De 1993 à 1999, Luc Vinet dirige le Centre de recherches mathématiques (CRM). Durant son mandat au CRM, il devient également président-fondateur du Réseau de calcul et de modélisation mathématiques (rcm2), fruit de la fédération de sept centres ou instituts de recherche montréalais. Il s'agit alors de créer des masses critiques de chercheurs en les mettant en relation et d'offrir un guichet d'expertise unique pour leurs partenaires du secteur privé, indique M. Vinet, à la tête de ce réseau de 1996 à 1999.

Sous la présidence de Luc Vinet, le Réseau de calcul et de modélisation mathématiques décroche le mandat de mettre sur pied et de gérer un laboratoire de recherche dans le domaine du multimédia, le Laboratoire universitaire Bell (LUBE). M. Vinet en devient le premier président-directeur général, une fonction qu'il occupe en 1998 et en 1999. Il est aussi à l'origine de la création du Réseau québécois de calcul de haute performance. Il est en outre l'un des membres fondateurs du MITACS, le Réseau de centres d'excellence sur les mathématiques des technologies de l'information et des systèmes complexes. Ce réseau voit le jour en 1999, grâce à la collaboration du CRM, du Fields Institute, à Toronto, et du Pacific Institute for Mathematical Sciences (PIMS), dans l'Ouest canadien.

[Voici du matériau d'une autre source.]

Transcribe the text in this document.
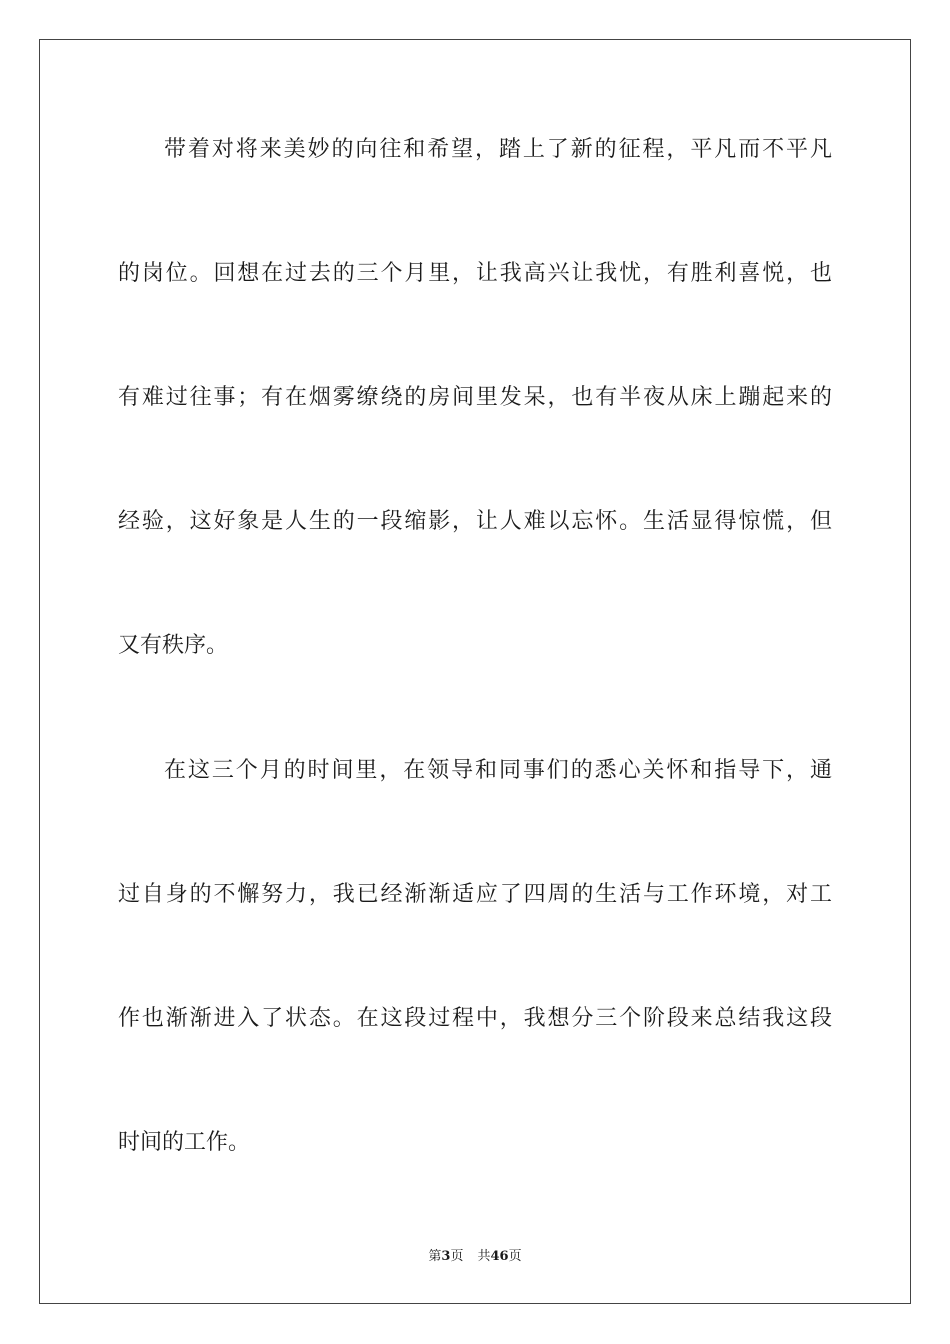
带着对将来美妙的向往和希望，踏上了新的征程，平凡而不平凡
的岗位。回想在过去的三个月里，让我高兴让我忧，有胜利喜悦，也
有难过往事；有在烟雾缭绕的房间里发呆，也有半夜从床上蹦起来的
经验，这好象是人生的一段缩影，让人难以忘怀。生活显得惊慌，但
又有秩序。
在这三个月的时间里，在领导和同事们的悉心关怀和指导下，通
过自身的不懈努力，我已经渐渐适应了四周的生活与工作环境，对工
作也渐渐进入了状态。在这段过程中，我想分三个阶段来总结我这段
时间的工作。
第3页 共46页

Administration universitaire

En 1999, Luc Vinet devient vice-principal à l'enseignement de l'Université McGill. Il y occupe par la suite les postes de vice-principal aux affaires académiques et de vice-principal exécutif. «À McGill, j'ai lancé un très grand programme pour renouveler le corps professoral, indique-t-il. J'ai fait une utilisation assez originale, dont je suis assez fier, du programme des chaires de recherche du Canada», ajoute l'administrateur universitaire. «J'ai proposé que nous n'utilisions ce programme que pour recruter des personnes à l'extérieur de l'université», dit-il, précisant que l'établissement y est parvenu. L'Université McGill a parallèlement créé un programme de chaires internes.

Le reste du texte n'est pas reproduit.